Ausgabe Juni 2020

Wie die Ungerechtigkeit triumphierte

22. Oktober 1986 – Präsident Ronald Reagan unterzeichnet das Steuerreformgesetz von 1986

Bild: US-Präsident Ronald Reagan unterzeichnet das Steuerreformgesetz von 1986, 22.10.1986 (White House Photo, SSA History Archives, Public Domain)

Immer mehr Menschen sind der Ansicht, dass die Wirtschaft in den entwickelten Ländern nicht zum Wohle der Arbeiter- und teilweise ebenso wenig zu dem der Mittelschicht funktioniert. Diese Auffassung wird vermutlich nirgends so vehement vertreten, und das aus guten Gründen, wie in den Vereinigten Staaten – wo das Einkommen der Arbeiterschicht seit 1980 stagniert, wo die Lebenserwartung fällt, wo die Ultrareichen weniger Steuern zahlen als Lehrer und einfache Angestellte, und wo junge Erwachsene ihr Erwerbsleben mit enormen Schulden beginnen.
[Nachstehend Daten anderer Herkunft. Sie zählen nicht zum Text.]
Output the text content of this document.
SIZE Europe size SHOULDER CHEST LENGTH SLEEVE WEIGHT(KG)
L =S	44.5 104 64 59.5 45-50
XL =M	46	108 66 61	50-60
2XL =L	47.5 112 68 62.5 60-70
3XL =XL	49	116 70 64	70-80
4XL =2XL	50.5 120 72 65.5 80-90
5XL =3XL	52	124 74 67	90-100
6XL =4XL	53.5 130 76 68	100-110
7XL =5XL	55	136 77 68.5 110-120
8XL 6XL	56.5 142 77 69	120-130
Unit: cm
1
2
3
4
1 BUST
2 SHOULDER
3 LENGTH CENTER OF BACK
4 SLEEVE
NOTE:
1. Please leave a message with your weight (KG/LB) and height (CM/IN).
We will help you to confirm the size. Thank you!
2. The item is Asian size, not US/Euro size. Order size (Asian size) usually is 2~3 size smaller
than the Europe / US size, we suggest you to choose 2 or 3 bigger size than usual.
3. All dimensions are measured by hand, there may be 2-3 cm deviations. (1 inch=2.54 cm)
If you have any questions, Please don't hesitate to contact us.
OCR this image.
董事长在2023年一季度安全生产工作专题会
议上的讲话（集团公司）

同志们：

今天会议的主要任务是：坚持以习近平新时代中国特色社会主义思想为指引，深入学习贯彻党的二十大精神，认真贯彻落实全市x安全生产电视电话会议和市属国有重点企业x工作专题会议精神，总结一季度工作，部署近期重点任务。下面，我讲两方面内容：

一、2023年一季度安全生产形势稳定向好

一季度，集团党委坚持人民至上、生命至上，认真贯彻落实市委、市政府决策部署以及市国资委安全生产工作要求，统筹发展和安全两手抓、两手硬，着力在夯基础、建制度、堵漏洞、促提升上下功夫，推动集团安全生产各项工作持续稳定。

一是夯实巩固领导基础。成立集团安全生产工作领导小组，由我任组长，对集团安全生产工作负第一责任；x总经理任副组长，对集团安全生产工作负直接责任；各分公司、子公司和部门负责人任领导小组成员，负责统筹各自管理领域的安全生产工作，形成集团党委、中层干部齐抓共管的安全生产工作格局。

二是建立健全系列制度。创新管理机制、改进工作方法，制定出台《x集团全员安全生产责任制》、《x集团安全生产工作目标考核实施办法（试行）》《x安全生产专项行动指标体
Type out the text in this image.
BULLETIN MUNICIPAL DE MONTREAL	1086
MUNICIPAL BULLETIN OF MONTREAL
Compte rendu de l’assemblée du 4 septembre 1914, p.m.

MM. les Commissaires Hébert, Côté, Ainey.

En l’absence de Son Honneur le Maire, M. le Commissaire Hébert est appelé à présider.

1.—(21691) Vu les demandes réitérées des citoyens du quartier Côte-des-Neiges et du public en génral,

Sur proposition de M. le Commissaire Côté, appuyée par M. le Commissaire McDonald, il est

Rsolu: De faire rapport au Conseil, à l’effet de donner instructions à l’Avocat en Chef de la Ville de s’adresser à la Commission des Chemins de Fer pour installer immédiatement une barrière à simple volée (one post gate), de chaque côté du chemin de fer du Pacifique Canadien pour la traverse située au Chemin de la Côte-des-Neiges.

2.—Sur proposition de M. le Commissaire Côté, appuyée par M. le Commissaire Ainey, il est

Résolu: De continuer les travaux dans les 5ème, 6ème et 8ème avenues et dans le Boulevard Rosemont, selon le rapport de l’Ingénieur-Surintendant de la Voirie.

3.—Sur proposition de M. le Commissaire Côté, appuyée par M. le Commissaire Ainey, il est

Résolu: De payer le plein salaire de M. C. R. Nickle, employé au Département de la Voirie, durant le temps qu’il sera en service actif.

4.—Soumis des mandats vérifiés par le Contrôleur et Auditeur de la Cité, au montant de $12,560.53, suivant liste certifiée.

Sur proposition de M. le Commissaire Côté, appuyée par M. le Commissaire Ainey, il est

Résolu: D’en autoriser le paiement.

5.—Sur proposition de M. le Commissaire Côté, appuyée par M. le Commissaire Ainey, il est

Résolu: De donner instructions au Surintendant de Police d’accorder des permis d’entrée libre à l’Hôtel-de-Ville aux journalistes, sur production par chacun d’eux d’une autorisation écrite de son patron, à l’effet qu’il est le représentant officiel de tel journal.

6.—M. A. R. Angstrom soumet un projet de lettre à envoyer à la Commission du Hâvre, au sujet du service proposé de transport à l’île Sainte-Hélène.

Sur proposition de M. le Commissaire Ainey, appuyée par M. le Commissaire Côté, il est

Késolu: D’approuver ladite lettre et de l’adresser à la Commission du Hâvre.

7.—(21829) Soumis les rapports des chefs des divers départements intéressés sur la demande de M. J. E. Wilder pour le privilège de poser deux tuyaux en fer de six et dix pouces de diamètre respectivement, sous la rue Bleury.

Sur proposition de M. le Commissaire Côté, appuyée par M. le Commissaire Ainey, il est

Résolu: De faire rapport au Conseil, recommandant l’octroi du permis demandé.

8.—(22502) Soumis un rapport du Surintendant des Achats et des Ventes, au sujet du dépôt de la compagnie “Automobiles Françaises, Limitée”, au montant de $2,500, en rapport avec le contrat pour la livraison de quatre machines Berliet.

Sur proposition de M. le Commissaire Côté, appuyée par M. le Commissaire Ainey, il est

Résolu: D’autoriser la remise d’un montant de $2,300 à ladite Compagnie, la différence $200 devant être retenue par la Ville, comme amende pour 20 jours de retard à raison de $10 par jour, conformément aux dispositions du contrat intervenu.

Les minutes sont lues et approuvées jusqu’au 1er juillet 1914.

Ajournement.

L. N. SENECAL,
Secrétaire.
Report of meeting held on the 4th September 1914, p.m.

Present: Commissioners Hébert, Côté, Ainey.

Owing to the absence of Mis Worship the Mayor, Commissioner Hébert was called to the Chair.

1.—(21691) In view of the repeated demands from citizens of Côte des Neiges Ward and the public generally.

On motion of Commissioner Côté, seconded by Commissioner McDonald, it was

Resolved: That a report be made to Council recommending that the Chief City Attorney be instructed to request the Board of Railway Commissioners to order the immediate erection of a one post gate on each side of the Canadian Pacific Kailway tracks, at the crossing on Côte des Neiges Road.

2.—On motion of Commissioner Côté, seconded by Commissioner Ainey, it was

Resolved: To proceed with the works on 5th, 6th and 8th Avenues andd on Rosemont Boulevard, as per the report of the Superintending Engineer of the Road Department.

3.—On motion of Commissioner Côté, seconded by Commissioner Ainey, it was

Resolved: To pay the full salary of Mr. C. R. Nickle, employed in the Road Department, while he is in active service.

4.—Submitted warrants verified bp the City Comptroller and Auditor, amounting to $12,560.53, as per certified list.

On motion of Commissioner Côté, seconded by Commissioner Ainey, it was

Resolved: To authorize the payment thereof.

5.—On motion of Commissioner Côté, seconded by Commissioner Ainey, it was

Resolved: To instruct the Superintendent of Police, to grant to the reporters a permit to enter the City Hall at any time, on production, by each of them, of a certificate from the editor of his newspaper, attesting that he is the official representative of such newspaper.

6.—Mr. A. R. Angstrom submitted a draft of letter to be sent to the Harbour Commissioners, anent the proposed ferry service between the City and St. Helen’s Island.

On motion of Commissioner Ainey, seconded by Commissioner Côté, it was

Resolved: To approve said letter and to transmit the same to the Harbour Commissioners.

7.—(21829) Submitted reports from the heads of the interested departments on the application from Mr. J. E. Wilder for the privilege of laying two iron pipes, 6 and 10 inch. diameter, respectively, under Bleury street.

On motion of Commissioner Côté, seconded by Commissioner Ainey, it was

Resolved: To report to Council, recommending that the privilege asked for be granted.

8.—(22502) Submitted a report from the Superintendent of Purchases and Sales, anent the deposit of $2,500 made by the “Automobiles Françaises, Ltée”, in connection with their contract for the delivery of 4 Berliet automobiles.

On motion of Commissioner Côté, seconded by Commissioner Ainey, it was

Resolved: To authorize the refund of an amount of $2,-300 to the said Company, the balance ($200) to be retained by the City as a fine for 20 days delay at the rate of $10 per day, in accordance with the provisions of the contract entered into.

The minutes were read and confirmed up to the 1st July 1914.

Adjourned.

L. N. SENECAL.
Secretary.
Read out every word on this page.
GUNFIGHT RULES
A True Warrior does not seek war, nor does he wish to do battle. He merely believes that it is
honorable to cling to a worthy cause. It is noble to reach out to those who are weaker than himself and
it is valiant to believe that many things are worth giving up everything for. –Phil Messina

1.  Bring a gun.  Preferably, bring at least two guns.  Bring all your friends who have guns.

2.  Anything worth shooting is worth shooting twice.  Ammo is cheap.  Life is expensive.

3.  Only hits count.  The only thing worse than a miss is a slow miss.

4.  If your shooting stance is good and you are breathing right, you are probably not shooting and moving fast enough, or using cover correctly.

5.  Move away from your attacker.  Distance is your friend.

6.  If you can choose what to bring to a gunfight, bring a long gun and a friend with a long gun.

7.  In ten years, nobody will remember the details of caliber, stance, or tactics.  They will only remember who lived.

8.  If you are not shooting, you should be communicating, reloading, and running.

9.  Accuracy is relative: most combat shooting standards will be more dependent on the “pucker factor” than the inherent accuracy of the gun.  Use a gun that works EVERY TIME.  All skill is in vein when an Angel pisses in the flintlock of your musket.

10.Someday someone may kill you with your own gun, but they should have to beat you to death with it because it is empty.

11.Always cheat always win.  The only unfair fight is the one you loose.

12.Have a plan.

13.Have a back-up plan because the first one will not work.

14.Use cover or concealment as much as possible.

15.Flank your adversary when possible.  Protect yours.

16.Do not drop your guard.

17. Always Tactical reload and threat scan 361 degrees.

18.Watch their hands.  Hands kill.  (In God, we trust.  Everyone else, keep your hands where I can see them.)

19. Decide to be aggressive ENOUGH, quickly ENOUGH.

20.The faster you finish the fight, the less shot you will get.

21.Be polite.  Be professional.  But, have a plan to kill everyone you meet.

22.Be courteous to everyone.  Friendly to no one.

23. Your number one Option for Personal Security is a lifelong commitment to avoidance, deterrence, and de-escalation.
Wie aber kam die Regierung eines Landes, das jahrzehntelang hohe Einkommen mit 90 Prozent besteuert hatte, Mitte der 1980er Jahre auf den Gedanken, dass stattdessen 28 Prozent besser wären? Wie kam es, dass Ronald Reagan an jenem 22. Oktober 1986 den Tax Reform Act durch seine Unterschrift in Kraft setzen konnte, womit die USA, die jahrelang Vorreiter bei der quasikonfiskatorischen Besteuerung hoher Einkommen gewesen waren, alsbald den niedrigsten Spitzensteuersatz in der industrialisierten Welt ansetzen würden? Und wie kam es, dass nach drei Wochen Plenardebatte der Gesetzentwurf im Senat mit 97 zu 3 Stimmen angenommen wurde? Denn die Demokraten Ted Kennedy, Al Gore, John Kerry und Joe Biden stimmten damals alle enthusiastisch mit Ja.

Dabei war das Gesetz in der Bevölkerung keineswegs sonderlich populär.